Goals of First Annual International Justice, Peace and Empowerment Summit September 22 and 23, 2009 Pittsburgh, PA
1. Review “Best-in-Class” grassroots organizational initiatives that address local issues within hard-to-reach populations that have global implications for peace, social justice and spiritual redemption in the following areas:
- urban crime and justice
- energy and environment
- health care
2. Identify Green Urban Design and Greenspace case studies and projects that support healthy working and living conditions in densely populated communities as linkages with pre-apprenticeship “green” jobs training and social service programs.
3. Through working groups, use the “Best-In-Class” case studies to develop a framework for local urban interdisciplinary approaches that create pathways out of poverty that can also serve as international models.
4. Identify concrete “Action Steps” and recommendations supported by “Best-In-Class” models implemented by participating grassroots organizations to present to the White House Office of Urban Affairs to help shape a national urban policy agenda.

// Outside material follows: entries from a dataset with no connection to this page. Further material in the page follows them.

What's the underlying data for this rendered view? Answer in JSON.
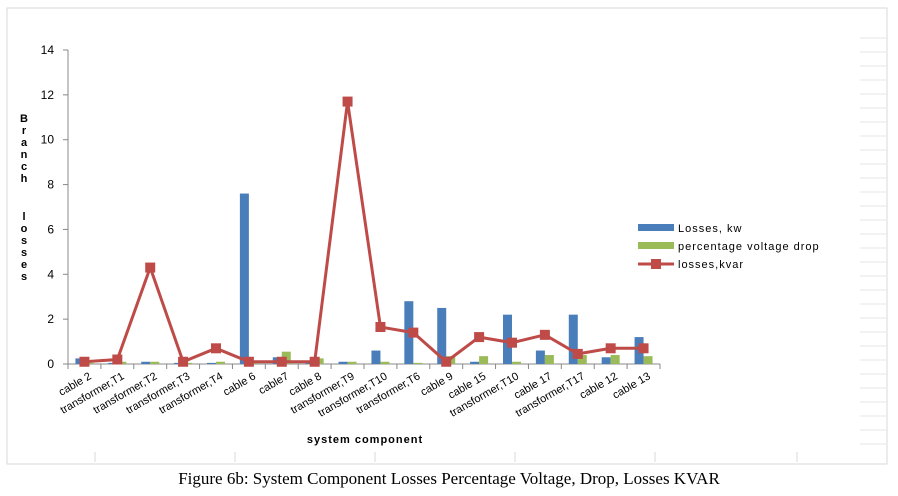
{
  "caption": "Figure 6b:  System Component Losses Percentage Voltage, Drop, Losses KVAR",
  "chart_data": {
    "type": "bar",
    "title": "",
    "xlabel": "system component",
    "ylabel": "Branch losses",
    "ylim": [
      0,
      14
    ],
    "yticks": [
      0,
      2,
      4,
      6,
      8,
      10,
      12,
      14
    ],
    "grid": false,
    "legend_position": "right",
    "categories": [
      "cable 2",
      "transformer,T1",
      "transformer,T2",
      "transformer,T3",
      "transformer,T4",
      "cable 6",
      "cable7",
      "cable 8",
      "transformer,T9",
      "transformer,T10",
      "transformer,T6",
      "cable 9",
      "cable 15",
      "transformer,T10",
      "cable 17",
      "transformer,T17",
      "cable 12",
      "cable 13"
    ],
    "series": [
      {
        "name": "Losses, kw",
        "type": "bar",
        "color": "#4a7ebb",
        "values": [
          0.25,
          0.05,
          0.1,
          0.05,
          0.05,
          7.6,
          0.3,
          0.05,
          0.1,
          0.6,
          2.8,
          2.5,
          0.1,
          2.2,
          0.6,
          2.2,
          0.3,
          1.2
        ]
      },
      {
        "name": "percentage voltage drop",
        "type": "bar",
        "color": "#9bbb59",
        "values": [
          0.05,
          0.1,
          0.1,
          0.05,
          0.1,
          0.05,
          0.55,
          0.25,
          0.1,
          0.1,
          0.05,
          0.35,
          0.35,
          0.1,
          0.4,
          0.4,
          0.4,
          0.35
        ]
      },
      {
        "name": "losses,kvar",
        "type": "line",
        "color": "#be4b48",
        "values": [
          0.1,
          0.2,
          4.3,
          0.1,
          0.7,
          0.1,
          0.1,
          0.1,
          11.7,
          1.65,
          1.4,
          0.1,
          1.2,
          0.95,
          1.3,
          0.45,
          0.7,
          0.7
        ]
      }
    ]
  }
}
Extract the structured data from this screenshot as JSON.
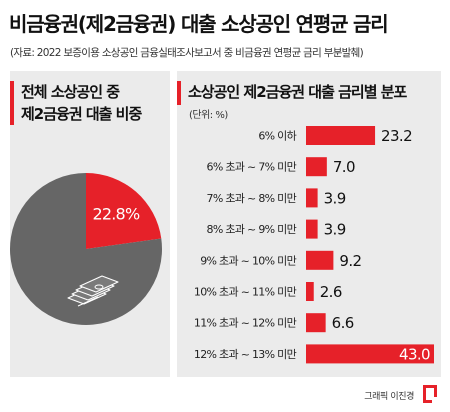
{
  "header": {
    "title": "비금융권(제2금융권) 대출 소상공인 연평균 금리",
    "source": "(자료: 2022 보증이용 소상공인 금융실태조사보고서 중 비금융권 연평균 금리 부분발췌)"
  },
  "left_panel": {
    "title_line1": "전체 소상공인 중",
    "title_line2": "제2금융권 대출 비중"
  },
  "right_panel": {
    "title": "소상공인 제2금융권 대출 금리별 분포",
    "unit": "(단위: %)"
  },
  "footer": {
    "credit": "그래픽 이진경"
  },
  "colors": {
    "accent": "#e62129",
    "pie_rest": "#666666",
    "panel_bg": "#ebebeb"
  },
  "icons": {
    "pie_center": "money-stack-icon",
    "logo": "brand-logo-icon"
  },
  "chart_data": [
    {
      "type": "pie",
      "slices": [
        {
          "value": 22.8,
          "label": "22.8%",
          "color": "#e62129"
        },
        {
          "value": 77.2,
          "color": "#666666"
        }
      ]
    },
    {
      "type": "bar",
      "orientation": "horizontal",
      "categories": [
        "6% 이하",
        "6% 초과 ~ 7% 미만",
        "7% 초과 ~ 8% 미만",
        "8% 초과 ~ 9% 미만",
        "9% 초과 ~ 10% 미만",
        "10% 초과 ~ 11% 미만",
        "11% 초과 ~ 12% 미만",
        "12% 초과 ~ 13% 미만"
      ],
      "values": [
        23.2,
        7.0,
        3.9,
        3.9,
        9.2,
        2.6,
        6.6,
        43.0
      ],
      "value_labels": [
        "23.2",
        "7.0",
        "3.9",
        "3.9",
        "9.2",
        "2.6",
        "6.6",
        "43.0"
      ],
      "xlim": [
        0,
        43.0
      ],
      "color": "#e62129"
    }
  ]
}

This Summit is a foundation for serious action and interaction, not merely a protest site. Our teachins and workshops will focus on the nature of the crisis faced by disadvantaged populations of color everywhere; from the many blighted communities in Pittsburgh, to the shanty towns of Brazil. By elevating discussions of the G20 beyond the narrow aspects of the health of financial markets, into addressing problems such as poverty, housing, employment, education, climate change, urban infrastructure, health care, economic development, we seek to remind the world that the issues pertinent to the survival of disadvantaged peoples are also an essential part of the long-term answer to national and global viability.
We are calling all professors, students, activists, grassroots organizations, business owners, politicians, and concerned citizens to participate in this action oriented Summit of the following goals:
- To examine the intersectionality of local and global communities of color, addressing issues such as a. The effect of the global financial crisis on the poorest countries, most of which are on the African Continent b. The impact of globalization on urban economic opportunity c. Urban youth violence, and the prison industrial complex d. Urban blight and the lack of neighborhood capital and investment e. The access of disadvantaged peoples to the proposed “green economy”
- Raise consciousness to the public about the myriad ways that communities of color are exploited locally and globally
- Take steps to resurrect the important bond that has ceased to exist between the national and international struggles of people of color
- Compare the "best-in-class models" of grassroots initiatives and pathways out of poverty so that we may replicate and learn from these models
- Continue to communicate and organize with this newly formed community and network of progressives to further our work in racial and social justice
- Determine the role of the White House Office on Urban Policy in addressing the urban crisis while developing a list of policy recommendations for the administration.